Toutefois, on peut désormais affirmer que la bombe à fragmentation éclabousse essentiellement les intérêts occidentaux pris d’une façon générale, après les « coups de griffe » d’entrée aux dictatures des « grands Satan » incontournables du moment, poussant même les pouvoirs publics de plusieurs pays, dont l’UE, à prendre les devants d’une lutte encore plus ferme contre la corruption et pour la transparence financière, qui n'aura sans doute pas lieu : Les « Panama-Pampers » auraient-ils loupé leur cible ?

 

Parce que là, sûr que les « GAFA » et autres « Licornes » vont devoir passer sous la toise dans les prochains mois, car eux aussi sont en ligne de mire des autorités et ça va être saignant car le prétexte est excellent.

Attendez, ce n’est pas pour rien que quelques-unes de ses majors préfèrent emprunter à des plateformes opaques (et défiscalisées de préférence) de quoi payer les dividendes promis à leurs actionnaires, et/ou soutenir leur valorisation boursière en procédant à des rachats « sous cape » de leurs propres titres, plutôt que de mobiliser directement leur propre trésorerie pléthorique : Non seulement c’est déductible, mais en plus ce n’est pas fiscalisé !
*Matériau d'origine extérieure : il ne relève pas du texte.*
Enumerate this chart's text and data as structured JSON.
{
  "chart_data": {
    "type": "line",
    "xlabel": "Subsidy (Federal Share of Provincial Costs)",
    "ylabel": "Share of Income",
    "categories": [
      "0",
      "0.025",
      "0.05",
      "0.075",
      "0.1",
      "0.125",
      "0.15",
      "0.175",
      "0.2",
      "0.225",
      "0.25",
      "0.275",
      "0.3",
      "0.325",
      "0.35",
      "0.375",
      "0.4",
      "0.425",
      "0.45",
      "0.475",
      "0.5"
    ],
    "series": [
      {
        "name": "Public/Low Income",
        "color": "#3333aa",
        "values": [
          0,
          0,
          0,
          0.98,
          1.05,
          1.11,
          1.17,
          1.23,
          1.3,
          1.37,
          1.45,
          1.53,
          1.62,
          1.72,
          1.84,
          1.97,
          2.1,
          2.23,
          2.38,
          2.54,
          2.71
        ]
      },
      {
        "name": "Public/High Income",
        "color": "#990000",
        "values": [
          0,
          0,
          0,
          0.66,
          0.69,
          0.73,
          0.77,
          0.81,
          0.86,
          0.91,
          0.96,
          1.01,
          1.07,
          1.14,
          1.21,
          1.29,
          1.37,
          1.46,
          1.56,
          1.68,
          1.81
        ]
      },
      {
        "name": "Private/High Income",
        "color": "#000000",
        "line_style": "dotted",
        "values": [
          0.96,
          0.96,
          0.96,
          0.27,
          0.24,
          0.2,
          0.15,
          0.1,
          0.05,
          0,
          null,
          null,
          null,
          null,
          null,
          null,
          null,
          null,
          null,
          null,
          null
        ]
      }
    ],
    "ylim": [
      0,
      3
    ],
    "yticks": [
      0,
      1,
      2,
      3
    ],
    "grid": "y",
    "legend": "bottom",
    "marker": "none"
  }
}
Pourquoi se gêner tant que c’est possible ?

 

Ce qui nous précise de plus en plus d’où vient « la fuite ».

Une agence des « USA » ? Oui, encore possible, mais un peu suicidaire…

Là encore, ça procèderait d’un enfumage d’un niveau encore jamais vu et les « pertes collatérales », au moins quant à leur crédibilité, ne vaudraient que si l’enjeu est encore beaucoup, beaucoup plus important.

Or, on ne voit toujours pas lequel dans tout ce brouillard de fumigènes.

 

Une agence « non-alliée » aux USA voire opposée aux occidentaux-fautifs ?

Ça devient de plus en plus probable et si on voit bien la manipulation de « puissances de l’ombre » à vouloir secouer le cocotier des « petits-secrets » honteux des uns et des autres, on ne voit pas encore le dessein véritable, le mobile profond qui va pousser au suicide les adversaires visés par tout ce délire.

La cible finale n’est pas encore identifiée…

Probablement les réseaux financiers internationaux, les réseaux de décisions qui n’apparaissent jamais au grand jour.

Mais lesquels, puisque tout le monde en a et en joue ?

 

En attendant, sans vouloir encore plonger tête baissée dans le « complotisme » aberrant, j’espère que toute cette histoire vous ouvre un peu les yeux !

Dans un iceberg, on voit la partie émergée. Et chacun sait qu’elle repose (et flotte) sur une partie immergée dix fois plus grosse, que personne ne voit.

Là, une bulle a éclaté, un morceau s’est désolidarisé du reste et l’ensemble bouge, déstabilisé, à défaut de basculer encore.

Vous ne pourrez plus jamais nier que ça n’existe pas puisque vous en découvrez les effets en direct.